Al finalizar las reuniones de la Ejecutiva de Ciudadanos, tras los corrillos, solía despedirme de mis compañeros catalanes que se volvían al Parlament con un: “¡Suerte en Mordor!”. No les envidiaba. Aquello me parecía un día de la marmota agotador en el que se sucedían procés, populismo, procés, una polarización brutal, procés, malas formas, procés, debates fuera de la dramática realidad catalana, procés… y una degradación estética, chancletera, brutal.
Yo pensaba de forma ingenua —y una vez más equivocada— que en unos años lograríamos ‘españolizar’ aquello. Que pronto mejorarían las formas y dejaría de hacerse esa trampa nacionalista del ‘España ens roba’ para disimular la corrupción y la inutilidad de los gobernantes catalanes, únicos responsables de la decadencia de una comunidad y una ciudad que fue vanguardia económica, política y cultural de nuestro país y que ha degenerado y se ha empobrecido a un ritmo brutal, devastada como por un tsunami. El tsunami nacional populista.

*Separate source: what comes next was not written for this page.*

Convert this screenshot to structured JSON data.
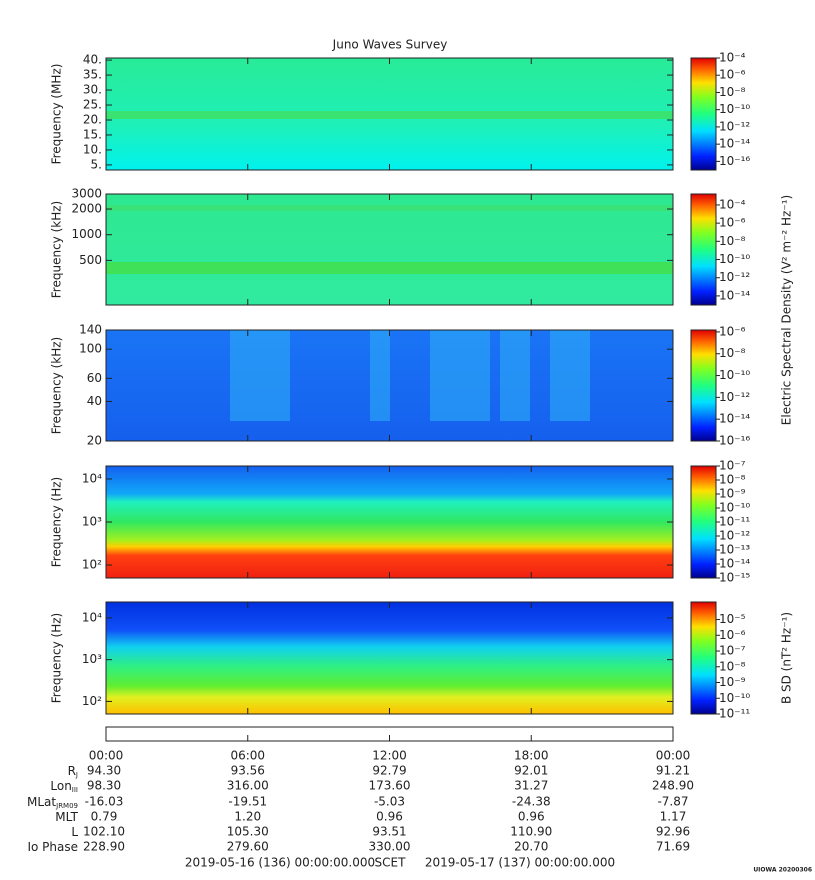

Lejos de cumplirse mi sueño, esa forma de hacer política se ha exportado al resto de España. Iglesias entra al Congreso como si llegara directo del after, los nacionalistas lucen cada día una camiseta reivindicativa, Rufián esgrime unas esposas, la CUP sube al atril en chándal y Bildu, peinado por un hachazo, anuncia orgulloso que dicta los Presupuestos.
Barcelona llegó a ser el espejo en el que se miraba todo el sector cultural. Pero pronto dejamos de trabajar allí porque hacerlo en español era imposible y porque el arte se gestionó por una élite de varios apellidos catalanes y credo nacionalista. Madrid, mientras tanto, ponía sus teatros en manos de los mejores directores vascos, catalanes, valencianos… a veces incluso a algún madrileño.
Y poco a poco fue apoderándose de un liderazgo que había pertenecido a la ciudad que Colau y el nacionalismo han destrozado. Los artistas catalanes venían más a Madrid buscando un trabajo que escaseaba en su tierra. Y Madrid nunca preguntó nada. Ni por los apellidos ni por la ideología. No se fijó en su acento. No exigió reciprocidad. Madrid se quedaba con lo bueno.
Premiaba a los mejores. Creaba una industria con errores y aciertos. Errores subvencionados que no construyeron nada sólido y una estructura que competía alrededor del teatro, de los musicales, de la televisión, que ha hecho que miles de familias vivan de ello y ha servido de polo de atracción para que el resto de España recupere aquello de ir a la capital a ver espectáculo.
Madrid se convirtió —a pesar de la corrupción de la derecha— en lo más parecido al sueño liberal que había en España.
Mientras tanto, debido al puñetero procés, las empresas abandonan Cataluña. Y la riqueza de una comunidad que fue motor de España, tras malgastar miles de millones de euros en una normalización lingüística expulsa a muchos e impide que lleguen los mejores, que está exhausta después de costear una televisión golpista que es la más cara de España y reventada por unas élites que exigían el 3% de todo lo que se movía, se desploma.
Ahora, entre mirar al centro político y geográfico o asomarse al abismo, una vez más, el socialismo —maestro en igualar por abajo— han decidido imitar el peor modelo posible: el catalán. Ximo Puig apela al ‘seny’ de ERC. Como si lo tuviera. Sánchez e Iglesias entonan un ‘Madrid ens roba’. Y en vez de fijarse en la ciudad que más crece, en la más cosmopolita, deciden lastrarla mientras miran a una sociedad dividida y empobrecida.
Una urbe donde los violentos campan a sus anchas, en la que no hay semana en que un terrorista no dé una charla en TV3, un lugar en el que un grupo de imbéciles corta una de las mayores arterias de la ciudad desde hace meses sin que nadie haga nada por evitarlo porque la ley ya no cuenta, donde a Otegi se le pide un selfie y cuyo nivel educativo y cultural está en franca decadencia.
El socialismo es un oráculo inverso. Miren adónde apunta, y tiren para el otro lado.